Only fourty ever built. Osca was created by the three Maserati brothers after they sold the Maserati company to the Orsi family. Successful in their era but fragile, they've been helped by modern technology to become relatively reliable. These are complicated cars to restore properly.
(source: Automobile Magazine).
Emerging in the spring of 1948, the first Osca was called the MT4 for Maserati tipo 4. It was a small open sports car powered by a 1092cc four-cylinder engine which had a compression ratio of 11.5:1 and produced 72bhp @ 6,000rpm. It started winning at Naples that summer driven by Villoresi. The following year the same engine had is capacity increased to 1342cc, the power going up to 90bhp @ 5,500rpm. These cars were a "siluro" design (ie with exposed wheels covered by bicycle type mudguards).
1950 saw both the above engines getting a new cylinder-head with two camshafts, the car becoming known as the MT4-2AD (or TwinCam). The power outputs went up to 92bhp @ 6,600rpm and 100bhp @ 6,300rpm respectively. The car got a new bodywork with integrated wheelarches, which gradually changed with time. These cars were built from 1950 until 1956, and a small number also received coupe bodies from various carrozzeria including Frua, Michelotti and Vignale.
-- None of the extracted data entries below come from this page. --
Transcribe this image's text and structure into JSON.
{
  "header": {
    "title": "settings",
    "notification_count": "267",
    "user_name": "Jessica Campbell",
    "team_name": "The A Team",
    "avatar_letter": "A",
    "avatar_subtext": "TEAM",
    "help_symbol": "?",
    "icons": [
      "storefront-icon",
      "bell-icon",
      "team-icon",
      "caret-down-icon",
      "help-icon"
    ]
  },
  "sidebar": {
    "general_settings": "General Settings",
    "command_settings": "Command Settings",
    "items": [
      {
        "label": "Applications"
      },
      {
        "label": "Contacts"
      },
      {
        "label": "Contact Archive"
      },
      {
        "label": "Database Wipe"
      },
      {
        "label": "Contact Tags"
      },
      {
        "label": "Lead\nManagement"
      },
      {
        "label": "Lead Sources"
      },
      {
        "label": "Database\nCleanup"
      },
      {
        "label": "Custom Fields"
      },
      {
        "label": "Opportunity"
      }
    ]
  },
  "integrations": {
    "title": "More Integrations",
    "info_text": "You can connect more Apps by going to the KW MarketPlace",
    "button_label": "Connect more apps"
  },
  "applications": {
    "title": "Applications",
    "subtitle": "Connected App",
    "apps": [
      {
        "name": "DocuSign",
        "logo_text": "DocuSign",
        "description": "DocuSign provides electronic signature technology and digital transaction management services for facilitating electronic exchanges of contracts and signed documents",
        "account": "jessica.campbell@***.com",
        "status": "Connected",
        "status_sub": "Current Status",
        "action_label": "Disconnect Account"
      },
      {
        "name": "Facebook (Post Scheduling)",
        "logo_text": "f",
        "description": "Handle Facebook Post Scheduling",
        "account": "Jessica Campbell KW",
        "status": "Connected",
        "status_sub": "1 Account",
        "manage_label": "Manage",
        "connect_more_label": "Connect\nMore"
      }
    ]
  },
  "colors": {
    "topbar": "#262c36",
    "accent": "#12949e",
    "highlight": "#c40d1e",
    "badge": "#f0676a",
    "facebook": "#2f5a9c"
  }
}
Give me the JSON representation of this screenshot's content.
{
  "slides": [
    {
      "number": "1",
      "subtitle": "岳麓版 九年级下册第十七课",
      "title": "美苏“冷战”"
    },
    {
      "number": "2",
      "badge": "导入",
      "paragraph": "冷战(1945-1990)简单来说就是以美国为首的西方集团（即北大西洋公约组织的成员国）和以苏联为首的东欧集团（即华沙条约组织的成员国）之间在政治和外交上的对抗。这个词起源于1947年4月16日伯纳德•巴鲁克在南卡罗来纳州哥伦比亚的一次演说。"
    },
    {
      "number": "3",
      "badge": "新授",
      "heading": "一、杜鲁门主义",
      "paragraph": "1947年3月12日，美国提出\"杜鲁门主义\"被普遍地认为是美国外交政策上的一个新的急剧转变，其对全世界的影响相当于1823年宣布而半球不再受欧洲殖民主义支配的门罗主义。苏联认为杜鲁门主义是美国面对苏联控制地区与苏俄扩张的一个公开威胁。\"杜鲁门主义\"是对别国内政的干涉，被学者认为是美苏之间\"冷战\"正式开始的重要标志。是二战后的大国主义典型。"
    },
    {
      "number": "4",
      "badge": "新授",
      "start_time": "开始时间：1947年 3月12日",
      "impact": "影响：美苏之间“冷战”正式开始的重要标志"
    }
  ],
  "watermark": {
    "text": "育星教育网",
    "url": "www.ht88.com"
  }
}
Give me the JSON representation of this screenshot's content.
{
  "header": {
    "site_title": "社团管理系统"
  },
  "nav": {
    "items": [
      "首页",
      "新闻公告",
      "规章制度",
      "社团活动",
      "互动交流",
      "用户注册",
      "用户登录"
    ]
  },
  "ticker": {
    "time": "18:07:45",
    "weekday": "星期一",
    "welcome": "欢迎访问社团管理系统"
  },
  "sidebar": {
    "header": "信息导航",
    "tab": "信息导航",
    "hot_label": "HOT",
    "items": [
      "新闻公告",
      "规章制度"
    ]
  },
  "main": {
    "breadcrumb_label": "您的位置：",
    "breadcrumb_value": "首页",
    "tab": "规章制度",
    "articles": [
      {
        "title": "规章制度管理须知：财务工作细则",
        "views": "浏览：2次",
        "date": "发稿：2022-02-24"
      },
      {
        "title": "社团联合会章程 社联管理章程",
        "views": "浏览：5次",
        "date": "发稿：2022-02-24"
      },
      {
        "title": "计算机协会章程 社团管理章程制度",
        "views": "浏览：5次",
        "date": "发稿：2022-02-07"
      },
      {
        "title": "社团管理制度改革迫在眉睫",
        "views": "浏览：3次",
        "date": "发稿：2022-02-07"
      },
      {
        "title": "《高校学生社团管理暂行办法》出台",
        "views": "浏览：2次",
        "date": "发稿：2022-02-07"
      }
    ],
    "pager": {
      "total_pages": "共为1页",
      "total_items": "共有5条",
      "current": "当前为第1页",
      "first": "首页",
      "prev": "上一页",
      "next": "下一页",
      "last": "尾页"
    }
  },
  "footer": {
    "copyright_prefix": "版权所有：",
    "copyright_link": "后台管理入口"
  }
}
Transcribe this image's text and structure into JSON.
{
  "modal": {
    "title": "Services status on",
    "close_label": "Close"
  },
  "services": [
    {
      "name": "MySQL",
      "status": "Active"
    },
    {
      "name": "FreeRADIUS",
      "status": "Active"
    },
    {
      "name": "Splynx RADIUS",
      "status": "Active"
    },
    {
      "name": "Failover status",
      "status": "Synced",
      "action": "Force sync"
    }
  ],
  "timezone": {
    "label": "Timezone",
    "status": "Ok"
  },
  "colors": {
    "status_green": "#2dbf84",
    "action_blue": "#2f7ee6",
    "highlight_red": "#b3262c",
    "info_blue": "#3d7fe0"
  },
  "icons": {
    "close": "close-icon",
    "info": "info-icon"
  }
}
The capacity was again increased in 1953 when a 1453cc version, with 110bhp @ 6,200rpm, was also produced. The ultimate MT4 had to be the 1491cc version built in small numbers from 1954 to 1957. This utilised twin plugs as well as twin camshafts and produced 120bhp @ 6,300rpm. Externally the cars were basically the same as the smaller engined variants, almost all MT4 cars sharing the same 2200mm wheelbase (only the early sohc cars had a 100mm longer wheelbase).
The logical development of the MT4 saw the birth of the TN in 1955. A revised and modified chassis (the 2200mm wheelbase remained) was fitted with a new 1491cc dohc engine, now with 125bhp @ 6,300rpm. The bodywork followed the same style as the MT4. These cars were only built until 1957, although the engine was also used in some later MT4 cars.